Anyhow, in some ways the UK report appears more nuanced, like talking baby deaths for only a few illnesses but unforunately, one of them is SIDS and the link is very tentative. Also the report specifies “cognitive ability” – meaning intelligence.  I cannot even begin to critique that ridiculous evidence here.  I refuse.  Not worth my time or yours.  Consider this report Reason #527 that empirical evidence of benefits must be addressed here and abroad in a more critical manner. 

6 Comments

  1. Maybe they are saying some LCs can't even stand to be in the presence of formula and therefore would not assist a mom who has tainted her child with poison which would naturally hinder the support the mom could have received.

  2. I think it means (that the fear is) the formula sample will be there for you at 2 am when your support system (LCs and whatnot) will not, and can't tell you STOP IN THE NAME OF SUPPLY AND INTESTINAL MICROORGANISMS! (BTW I'm not trying to make fun of LCs, they are great, just making fun of the NYT article). That is the only scenario I could think up that would make sense at all because you are right, how can a freebie weaken laws that mandate employers give workers adequate break time to pump, etc.

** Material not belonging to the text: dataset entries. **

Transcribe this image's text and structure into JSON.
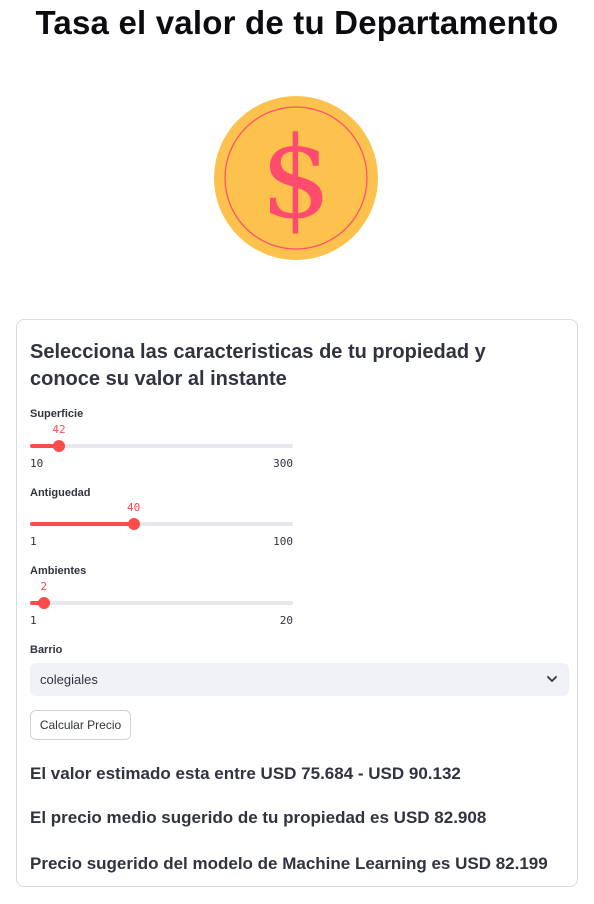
{
  "page": {
    "title": "Tasa el valor de tu Departamento",
    "image_icon": "dollar-coin-icon",
    "image_colors": {
      "coin": "#fcc24d",
      "symbol": "#ff4b6e"
    }
  },
  "form": {
    "heading": "Selecciona las caracteristicas de tu propiedad y conoce su valor al instante",
    "accent_color": "#ff4b4b",
    "sliders": [
      {
        "label": "Superficie",
        "value": 42,
        "min": 10,
        "max": 300
      },
      {
        "label": "Antiguedad",
        "value": 40,
        "min": 1,
        "max": 100
      },
      {
        "label": "Ambientes",
        "value": 2,
        "min": 1,
        "max": 20
      }
    ],
    "barrio": {
      "label": "Barrio",
      "selected": "colegiales",
      "icon": "chevron-down-icon"
    },
    "button_label": "Calcular Precio"
  },
  "results": {
    "range_text": "El valor estimado esta entre USD 75.684 - USD 90.132",
    "median_text": "El precio medio sugerido de tu propiedad es USD 82.908",
    "ml_text": "Precio sugerido del modelo de Machine Learning es USD 82.199"
  }
}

    Or, if breastfeeding is a super power, as I've seen touted on posters and bumper stickers, then perhaps formula in free sample form works like kryptonite…

    Rusty Shackleford
  3. "Today's lop-sided, tone deaf public health lecture (not a debate or even a discussion) is what happens when we think only of the physical or health aspects of breastfeeding. It's what happens when we obsess about physical health and forget the woman attached to the breast, the mom, her mind, her beliefs, opinions, emotions and her destructive, defeatist thinking."

    I cannot begin to tell you how much I love this. I have to go post it everywhere. 😉

    I talked a bit about that UNICEF study in my post today. From what I can see (and I read all 104 pages, sadly, while I could have been throwing a ball with our neglected puppy or working out on the abandoned elliptical machine), it is far more palatable in tone than our beloved BOSB piece. But I'm not sure it tells us much of anything. They used the same economic equation to calculate their costs, and often the studies used were limited to one or two. I'd love to hear your thoughts on it….

  4. Puppy? Okay now my kids are the only ones without a dog….me allergic, hubby allergic, son allergic…maybe not enough breast milk?

    Honestly, why can't we ever talk about the empirical evidence?? Or the mom? Am heading over to your blog. I skimmed through the report quickly and my impression meshes with yours. Cannot wait to take a closer look, but am I reading right that for some outcomes they used a single study? Ridiculous.